今回のコラボレーションでは制約はなく、自由なクリエイションを任されていたので、彼の作品を再解釈したり、既存のものを上手く作ったり、私はその両方をしました。REPOSSI / ROBERT MAPPLETHORPEコレクションの中には、オマージュとしてつくったトリビュートピース、また私が再解釈してつくったピースもあります。それはREPOSSIの職人たちの卓越した技術によって作られた、とても貴重な限定エディションであり、最高級のファインジュエリーです。メイプルソープは天才的な構成力を持っていて、具象的なものが好きでした。私はそうではなく、すべてを抽象化し、スタックやプリスタックの要素を使います。当コレクションの、バンドリング(”AMERICANA FLAG”のリング)やスタッキングリング(”JETTY”シリーズ)やそのシリーズでは、私のシグネチャーである要素をいくつか加えています。メイプルソープとREPOSSI、両方の美学を融合させ、彼のビジョンに最大限の敬意を表して、彼が選ぶであろうパレットを意識的に選びました。

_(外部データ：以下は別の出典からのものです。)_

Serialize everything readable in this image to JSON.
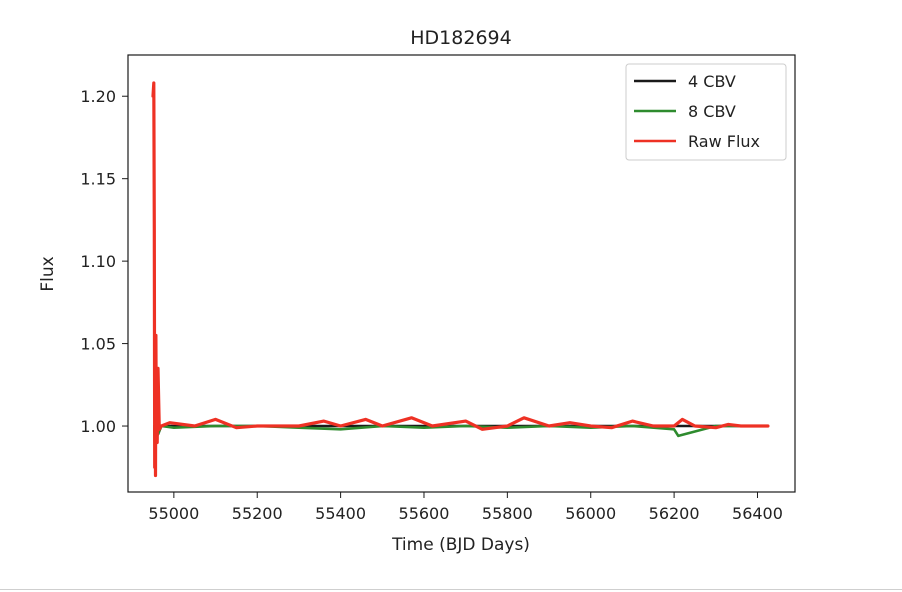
{
  "chart_data": {
    "type": "line",
    "title": "HD182694",
    "xlabel": "Time (BJD Days)",
    "ylabel": "Flux",
    "xlim": [
      54890,
      56490
    ],
    "ylim": [
      0.96,
      1.225
    ],
    "xticks": [
      55000,
      55200,
      55400,
      55600,
      55800,
      56000,
      56200,
      56400
    ],
    "yticks": [
      1.0,
      1.05,
      1.1,
      1.15,
      1.2
    ],
    "ytick_labels": [
      "1.00",
      "1.05",
      "1.10",
      "1.15",
      "1.20"
    ],
    "grid": false,
    "legend_position": "top-right",
    "series": [
      {
        "name": "4 CBV",
        "color": "#1a1a1a",
        "x": [
          54953,
          54955,
          54958,
          54962,
          54970,
          55000,
          55100,
          55200,
          55300,
          55400,
          55500,
          55600,
          55700,
          55800,
          55900,
          56000,
          56100,
          56200,
          56300,
          56330,
          56400,
          56425
        ],
        "y": [
          1.0,
          0.985,
          1.01,
          0.995,
          1.0,
          1.0,
          1.0,
          1.0,
          1.0,
          1.0,
          1.0,
          1.0,
          1.0,
          1.0,
          1.0,
          1.0,
          1.0,
          1.0,
          1.0,
          1.0,
          1.0,
          1.0
        ]
      },
      {
        "name": "8 CBV",
        "color": "#2e8b2e",
        "x": [
          54953,
          54955,
          54958,
          54962,
          54970,
          55000,
          55100,
          55200,
          55300,
          55400,
          55500,
          55600,
          55700,
          55800,
          55900,
          56000,
          56100,
          56200,
          56210,
          56300,
          56330,
          56400,
          56425
        ],
        "y": [
          1.0,
          0.98,
          1.01,
          0.995,
          1.0,
          0.999,
          1.0,
          1.0,
          0.999,
          0.998,
          1.0,
          0.999,
          1.0,
          0.999,
          1.0,
          0.999,
          1.0,
          0.998,
          0.994,
          1.0,
          1.0,
          1.0,
          1.0
        ]
      },
      {
        "name": "Raw Flux",
        "color": "#ee3124",
        "x": [
          54950,
          54952,
          54953,
          54954,
          54955,
          54956,
          54957,
          54958,
          54960,
          54962,
          54965,
          54970,
          54990,
          55050,
          55100,
          55150,
          55200,
          55300,
          55360,
          55400,
          55460,
          55500,
          55570,
          55620,
          55700,
          55740,
          55800,
          55840,
          55900,
          55950,
          56000,
          56050,
          56100,
          56150,
          56200,
          56220,
          56250,
          56300,
          56330,
          56360,
          56400,
          56425
        ],
        "y": [
          1.2,
          1.208,
          1.12,
          0.975,
          1.04,
          0.97,
          1.055,
          1.0,
          0.99,
          1.035,
          0.998,
          1.0,
          1.002,
          1.0,
          1.004,
          0.999,
          1.0,
          1.0,
          1.003,
          1.0,
          1.004,
          1.0,
          1.005,
          1.0,
          1.003,
          0.998,
          1.0,
          1.005,
          1.0,
          1.002,
          1.0,
          0.999,
          1.003,
          1.0,
          1.0,
          1.004,
          1.0,
          0.999,
          1.001,
          1.0,
          1.0,
          1.0
        ]
      }
    ]
  }
}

─当時、メイプルソープが作っていたアクセサリーは「既製品や拾い集めたもの」など、いわばガラクタのようなチープなものや素材で作られていました。それを、対極ともいえるREPOSSIのようなハイジュエリーに昇華させるためには、どんな工夫が必要でしたか?
彼が拾い集めたもののベースは天才的で、プレパンクでユニセックスといった当時の彼のテーマやこだわりがすべて詰まっていました。私たちは、REPOSSIでも共通しているトライバルでパンクなジュエリーという情熱のもと、それらを上質な素材で変身させ、パターンやアイデアを再構築しました。難しかったのは、私がブランドの職人に依頼した品質と洗練された精巧さです。さまざまな工夫は、彼の偉大なレガシーに対して私が行うことのできる最大の賛辞であり敬意を表現できる名誉なことなのです。
─『IMA』vol.37は「環境」を特集します。レポシというブランドやあなたは環境へどんな取り組みをしていますか?
環境は未来であり、形跡でもあります。いま、私たちは行動を起こさなければならないと思います。私自身、オーガニック植物をベースにした食生活を15年以上続けていて、ブランドでは主催するイベントではヴィーガンのみを取り扱います。ジュエリーは、ファストファッションよりも持続可能であり、消費の穏やかなカテゴリーに入ります。私は、私たちの知名度やイメージを利用して、正しい言葉を広めるために、財団を支援していますし、まだまだやるべきことはたくさんあります。これはまだ始まりに過ぎません。
─最後にREPOSSIにとって、アートと交流することはどんな意味を持ちますか?
はじまりの場であり、こだわりです。
© David Sims
ガイア・レポシ|Gaia Repossi
1986年、イタリア、トリノ出身。ジュエリーに対し熱い情熱を持つ父と祖父のもとで育ち、2007年にREPOSSIのクリエイティブ・ディレクターに就任。パリの国立高等美術学校で絵画を学んだ後、考古学を専攻するなど、視覚芸術には幼少の頃から興味を持ち続けている。2011年には、アイコニックなBerbère(ベルベル)コレクションを発表。デザインの新しい形や着け方を提案し、メゾンを現代的な方向へ発展させている。